Hello. The XGMI API seems to be still available in latest ROCm. So maybe the ROCm API is very old instead? What ROCm version is this? IIRC this was added in 3.6 released 4 years ago.

bgoglin avatar Feb 01 '24 08:02 bgoglin

configure:27839: checking for rocm_smi/rocm_smi.h configure:27839: gcc -c -g -O2 -I/opt/rocm/rocm_smi/include/ conftest.c >&5 configure:27839: $? = 0 configure:27839: result: yes configure:27847: checking for rsmi_init in -lrocm_smi64 configure:27870: gcc -o conftest -g -O2 -I/opt/rocm/rocm_smi/include/ -L/opt/rocm/rocm_smi/lib/ conftest.c -lrocm_smi64 >&5 configure:27870: $? = 0 configure:27880: result: yes configure:27884: checking whether a program linked with -lrocm_smi64 can run configure:27911: gcc -o conftest -g -O2 -I/opt/rocm/rocm_smi/include/ -L/opt/rocm/rocm_smi/lib/ conftest.c -

I am wondering whether this is a ROCm 6.0 issue. The location of the rocm_smi.h file is not /opt/rocm/rocm_smi/include/, but /opt/rocm/include/rocm_smi/ and the library is in /opt/rocm/lib (not /opt/rocm/rocm_smi/lib). That change was made in ROCm 5.x series, but there were some soft links set for backward compatibility reasons. These backward compatibility links have been removed in ROCm6.0 on. I will check.
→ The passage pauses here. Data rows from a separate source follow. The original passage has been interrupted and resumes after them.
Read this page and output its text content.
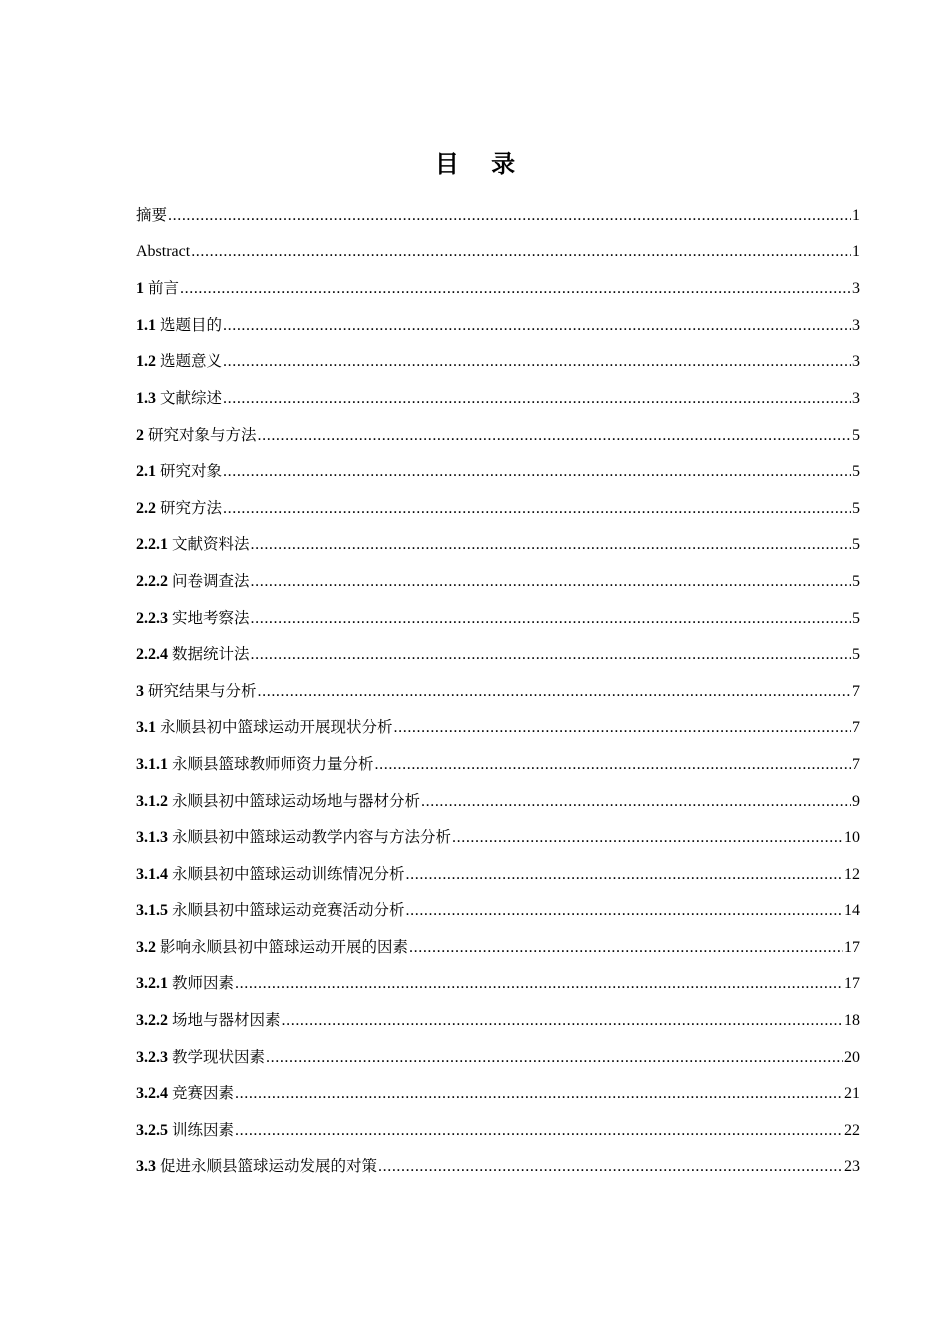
目 录
摘要 .....	1
Abstract .....	1
1 前言 .....	3
1.1 选题目的 .....	3
1.2 选题意义 .....	3
1.3 文献综述 .....	3
2 研究对象与方法 .....	5
2.1 研究对象 .....	5
2.2 研究方法 .....	5
2.2.1 文献资料法 .....	5
2.2.2 问卷调查法 .....	5
2.2.3 实地考察法 .....	5
2.2.4 数据统计法 .....	5
3 研究结果与分析 .....	7
3.1 永顺县初中篮球运动开展现状分析 .....	7
3.1.1 永顺县篮球教师师资力量分析 .....	7
3.1.2 永顺县初中篮球运动场地与器材分析 .....	9
3.1.3 永顺县初中篮球运动教学内容与方法分析 .....	10
3.1.4 永顺县初中篮球运动训练情况分析 .....	12
3.1.5 永顺县初中篮球运动竞赛活动分析 .....	14
3.2 影响永顺县初中篮球运动开展的因素 .....	17
3.2.1 教师因素 .....	17
3.2.2 场地与器材因素 .....	18
3.2.3 教学现状因素 .....	20
3.2.4 竞赛因素 .....	21
3.2.5 训练因素 .....	22
3.3 促进永顺县篮球运动发展的对策 .....	23
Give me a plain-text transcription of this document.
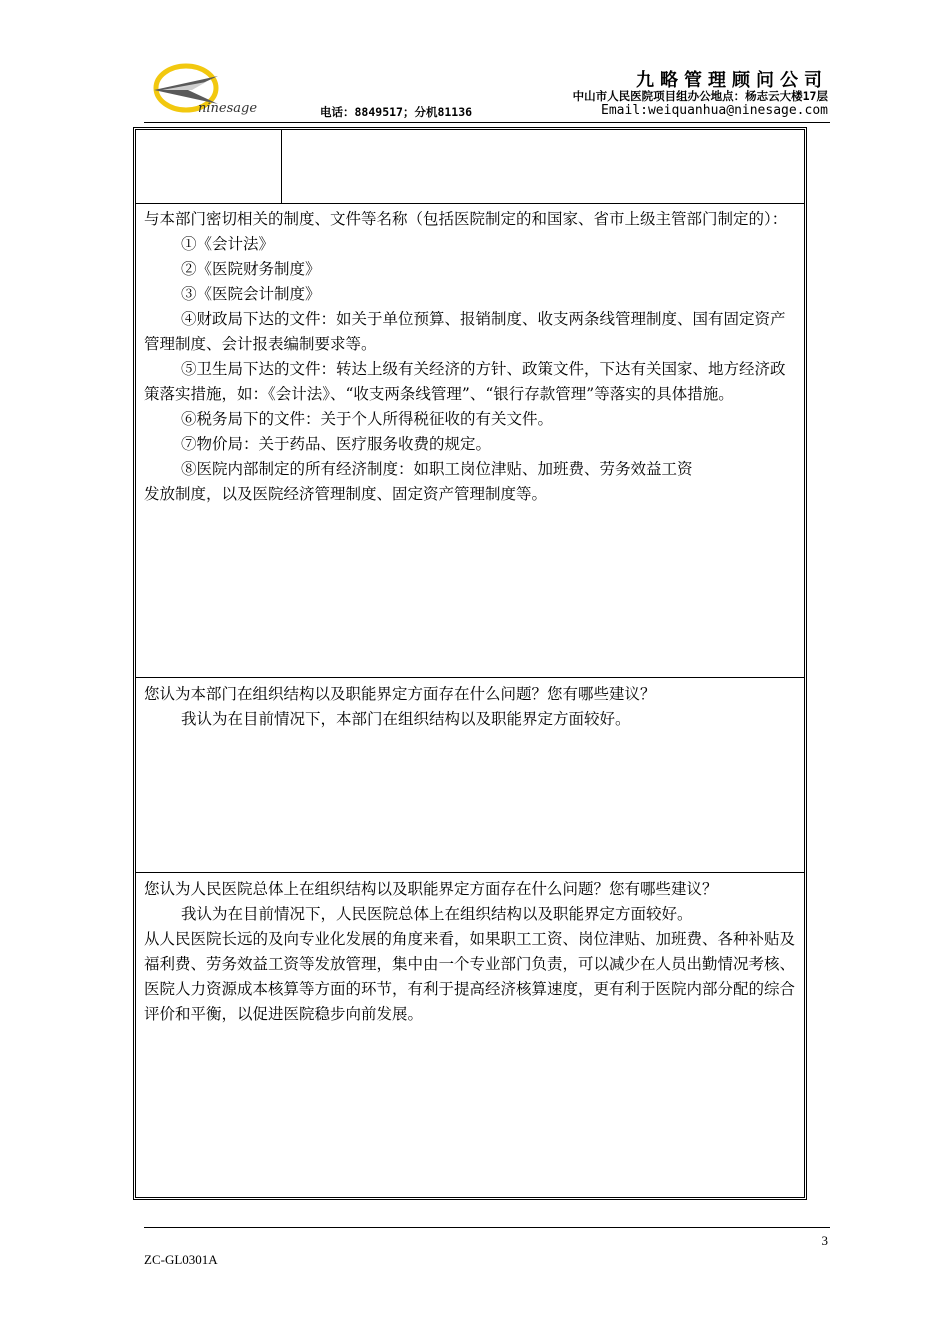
ninesage
九略管理顾问公司
中山市人民医院项目组办公地点：杨志云大楼17层
电话：8849517；分机81136	Email:weiquanhua@ninesage.com

与本部门密切相关的制度、文件等名称（包括医院制定的和国家、省市上级主管部门制定的）：

①《会计法》

②《医院财务制度》

③《医院会计制度》

④财政局下达的文件：如关于单位预算、报销制度、收支两条线管理制度、国有固定资产管理制度、会计报表编制要求等。

⑤卫生局下达的文件：转达上级有关经济的方针、政策文件，下达有关国家、地方经济政策落实措施，如：《会计法》、“收支两条线管理”、“银行存款管理”等落实的具体措施。

⑥税务局下的文件：关于个人所得税征收的有关文件。

⑦物价局：关于药品、医疗服务收费的规定。

⑧医院内部制定的所有经济制度：如职工岗位津贴、加班费、劳务效益工资

发放制度，以及医院经济管理制度、固定资产管理制度等。

您认为本部门在组织结构以及职能界定方面存在什么问题？您有哪些建议？

我认为在目前情况下，本部门在组织结构以及职能界定方面较好。

您认为人民医院总体上在组织结构以及职能界定方面存在什么问题？您有哪些建议？

我认为在目前情况下，人民医院总体上在组织结构以及职能界定方面较好。

从人民医院长远的及向专业化发展的角度来看，如果职工工资、岗位津贴、加班费、各种补贴及福利费、劳务效益工资等发放管理，集中由一个专业部门负责，可以减少在人员出勤情况考核、医院人力资源成本核算等方面的环节，有利于提高经济核算速度，更有利于医院内部分配的综合评价和平衡，以促进医院稳步向前发展。

3
ZC-GL0301A
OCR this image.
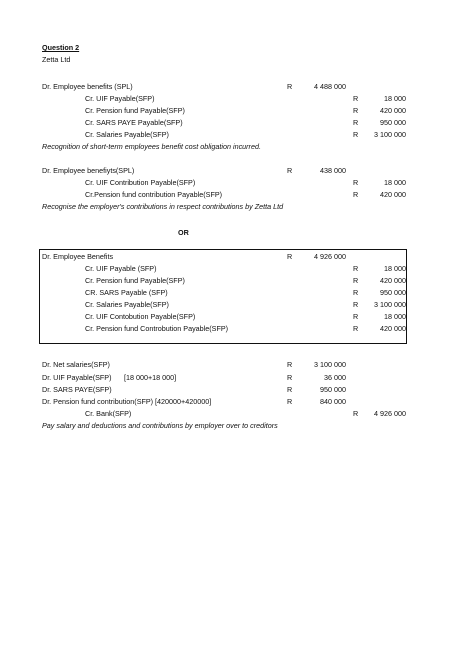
Question 2
Zetta Ltd
Dr. Employee benefits (SPL)	R	4 488 000
Cr. UIF Payable(SFP)	R	18 000
Cr. Pension fund Payable(SFP)	R	420 000
Cr. SARS PAYE Payable(SFP)	R	950 000
Cr. Salaries Payable(SFP)	R	3 100 000
Recognition of short-term employees benefit cost obligation incurred.
Dr. Employee benefiyts(SPL)	R	438 000
Cr. UIF Contribution Payable(SFP)	R	18 000
Cr.Pension fund contribution Payable(SFP)	R	420 000
Recognise the employer's contributions in respect contributions by Zetta Ltd
OR
Dr. Employee Benefits	R	4 926 000
Cr. UIF Payable (SFP)	R	18 000
Cr. Pension fund Payable(SFP)	R	420 000
CR. SARS Payable (SFP)	R	950 000
Cr. Salaries Payable(SFP)	R	3 100 000
Cr. UIF Contobution Payable(SFP)	R	18 000
Cr. Pension fund Controbution Payable(SFP)	R	420 000
Dr. Net salaries(SFP)	R	3 100 000
Dr. UIF Payable(SFP) [18 000+18 000]	R	36 000
Dr. SARS PAYE(SFP)	R	950 000
Dr. Pension fund contribution(SFP) [420000+420000]	R	840 000
Cr. Bank(SFP)	R	4 926 000
Pay salary and deductions and contributions by employer over to creditors
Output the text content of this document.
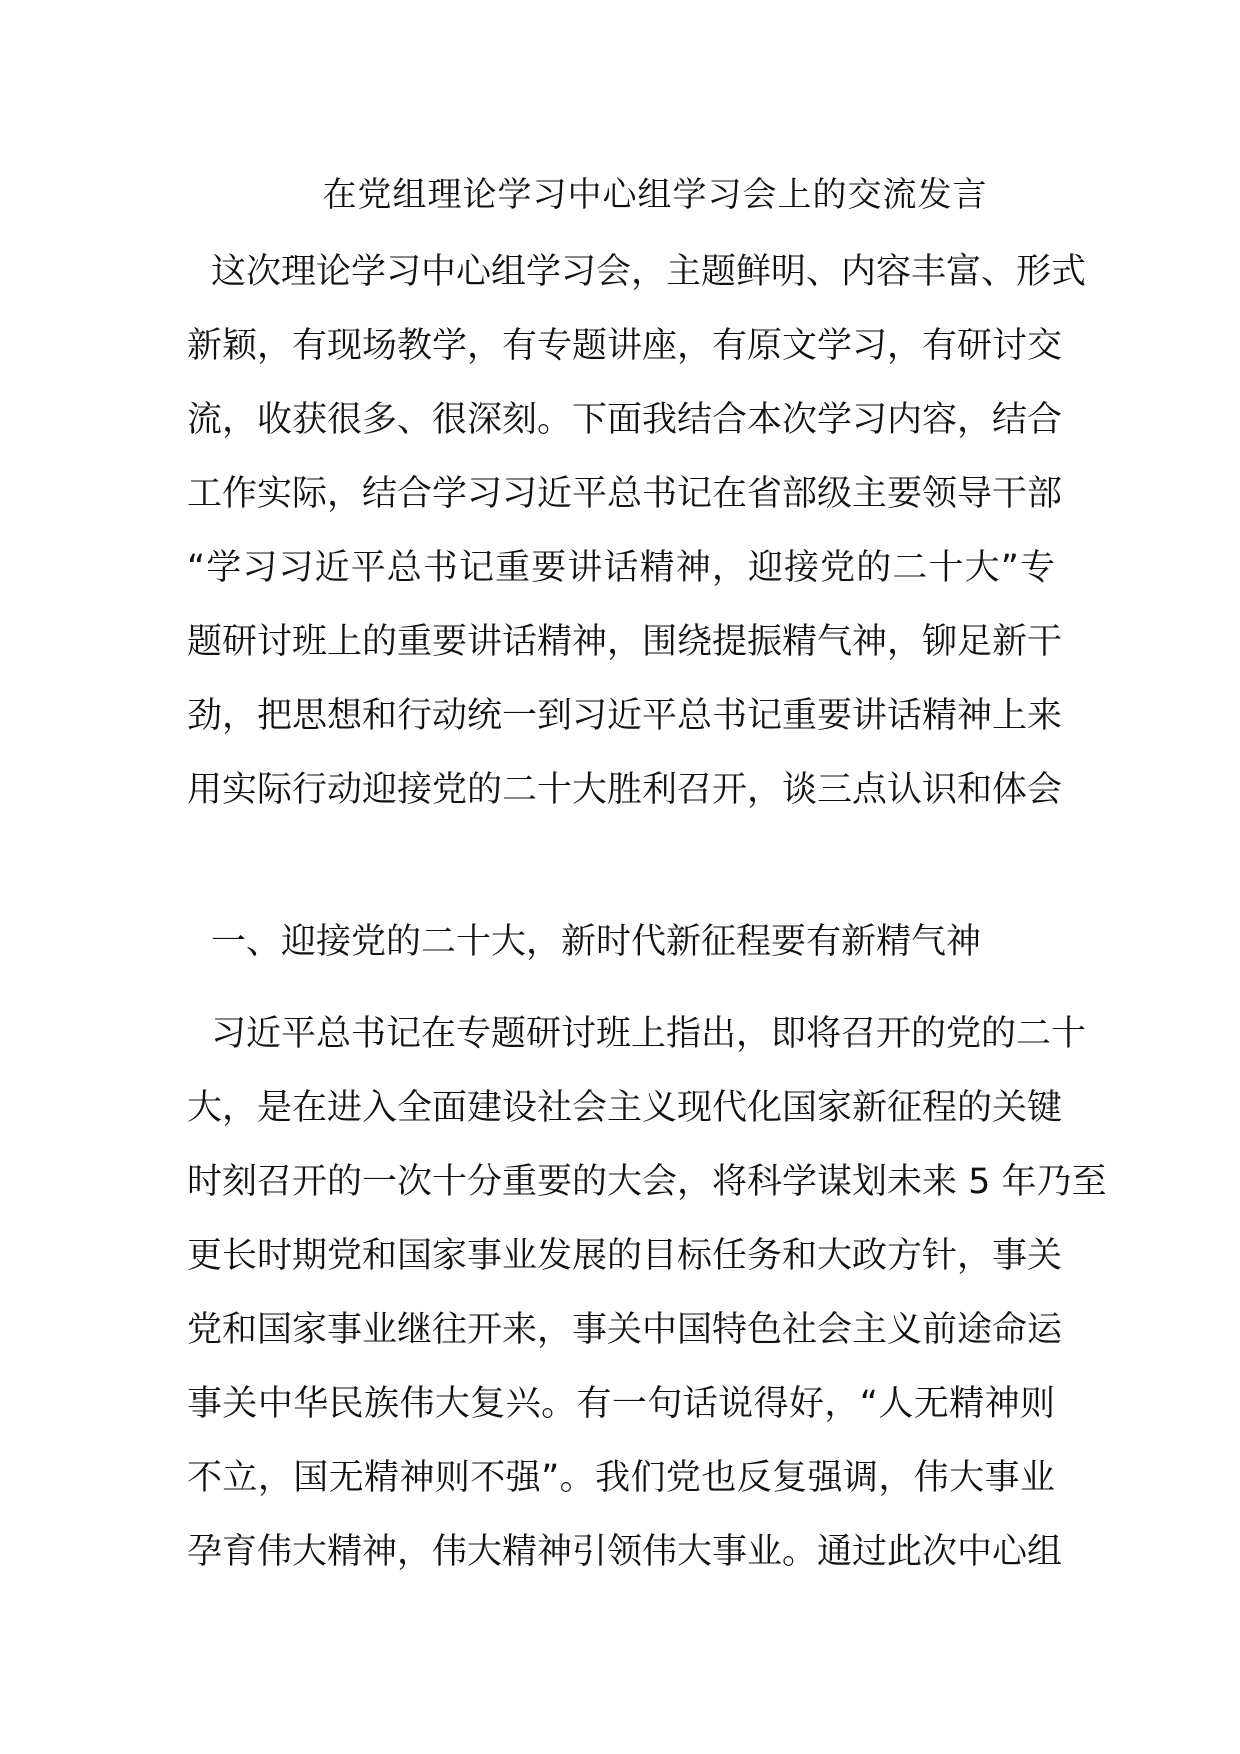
在党组理论学习中心组学习会上的交流发言
这次理论学习中心组学习会，主题鲜明、内容丰富、形式
新颖，有现场教学，有专题讲座，有原文学习，有研讨交
流，收获很多、很深刻。下面我结合本次学习内容，结合
工作实际，结合学习习近平总书记在省部级主要领导干部
“学习习近平总书记重要讲话精神，迎接党的二十大”专
题研讨班上的重要讲话精神，围绕提振精气神，铆足新干
劲，把思想和行动统一到习近平总书记重要讲话精神上来
用实际行动迎接党的二十大胜利召开，谈三点认识和体会
一、迎接党的二十大，新时代新征程要有新精气神
习近平总书记在专题研讨班上指出，即将召开的党的二十
大，是在进入全面建设社会主义现代化国家新征程的关键
时刻召开的一次十分重要的大会，将科学谋划未来 5 年乃至
更长时期党和国家事业发展的目标任务和大政方针，事关
党和国家事业继往开来，事关中国特色社会主义前途命运
事关中华民族伟大复兴。有一句话说得好，“人无精神则
不立，国无精神则不强”。我们党也反复强调，伟大事业
孕育伟大精神，伟大精神引领伟大事业。通过此次中心组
edgargabriel avatar Feb 01 '24 14:02 edgargabriel

@edgargabriel I installed ROCm 6.0.2 (rocm-core and rocm-smi-libs ubuntu22 packages) on my laptop. hwloc detects/builds fine on top of it. Support for new ROCm locations were actually added to hwloc in 2.9.1. Older releases just don't detect/enable ROCm at all. @OTTHao which ROCm version are you using?

bgoglin avatar Feb 07 '24 10:02 bgoglin

@bgoglin you are correct, it works with ROCm 6.0.2. ROCm 6.0.0 and 6.0.1 had unfortunately a bug in the rocm_smi.h header file that prevented compilation of hwloc (or any C code for that matter, it worked with C++). It would be good to know what ROCm version is being used in this report.

edgargabriel avatar Feb 07 '24 14:02 edgargabriel

It looks like this issue is expecting a response, but hasn't gotten one yet. If there are no responses in the next 2 weeks, we'll assume that the issue has been abandoned and will close it.

github-actions[bot] avatar Feb 21 '24 17:02 github-actions[bot]

Per the above comment, it has been a month with no reply on this issue. It looks like this issue has been abandoned.

I'm going to close this issue. If I'm wrong and this issue is not abandoned, please feel free to re-open it. Thank you!

github-actions[bot] avatar Mar 06 '24 17:03 github-actions[bot]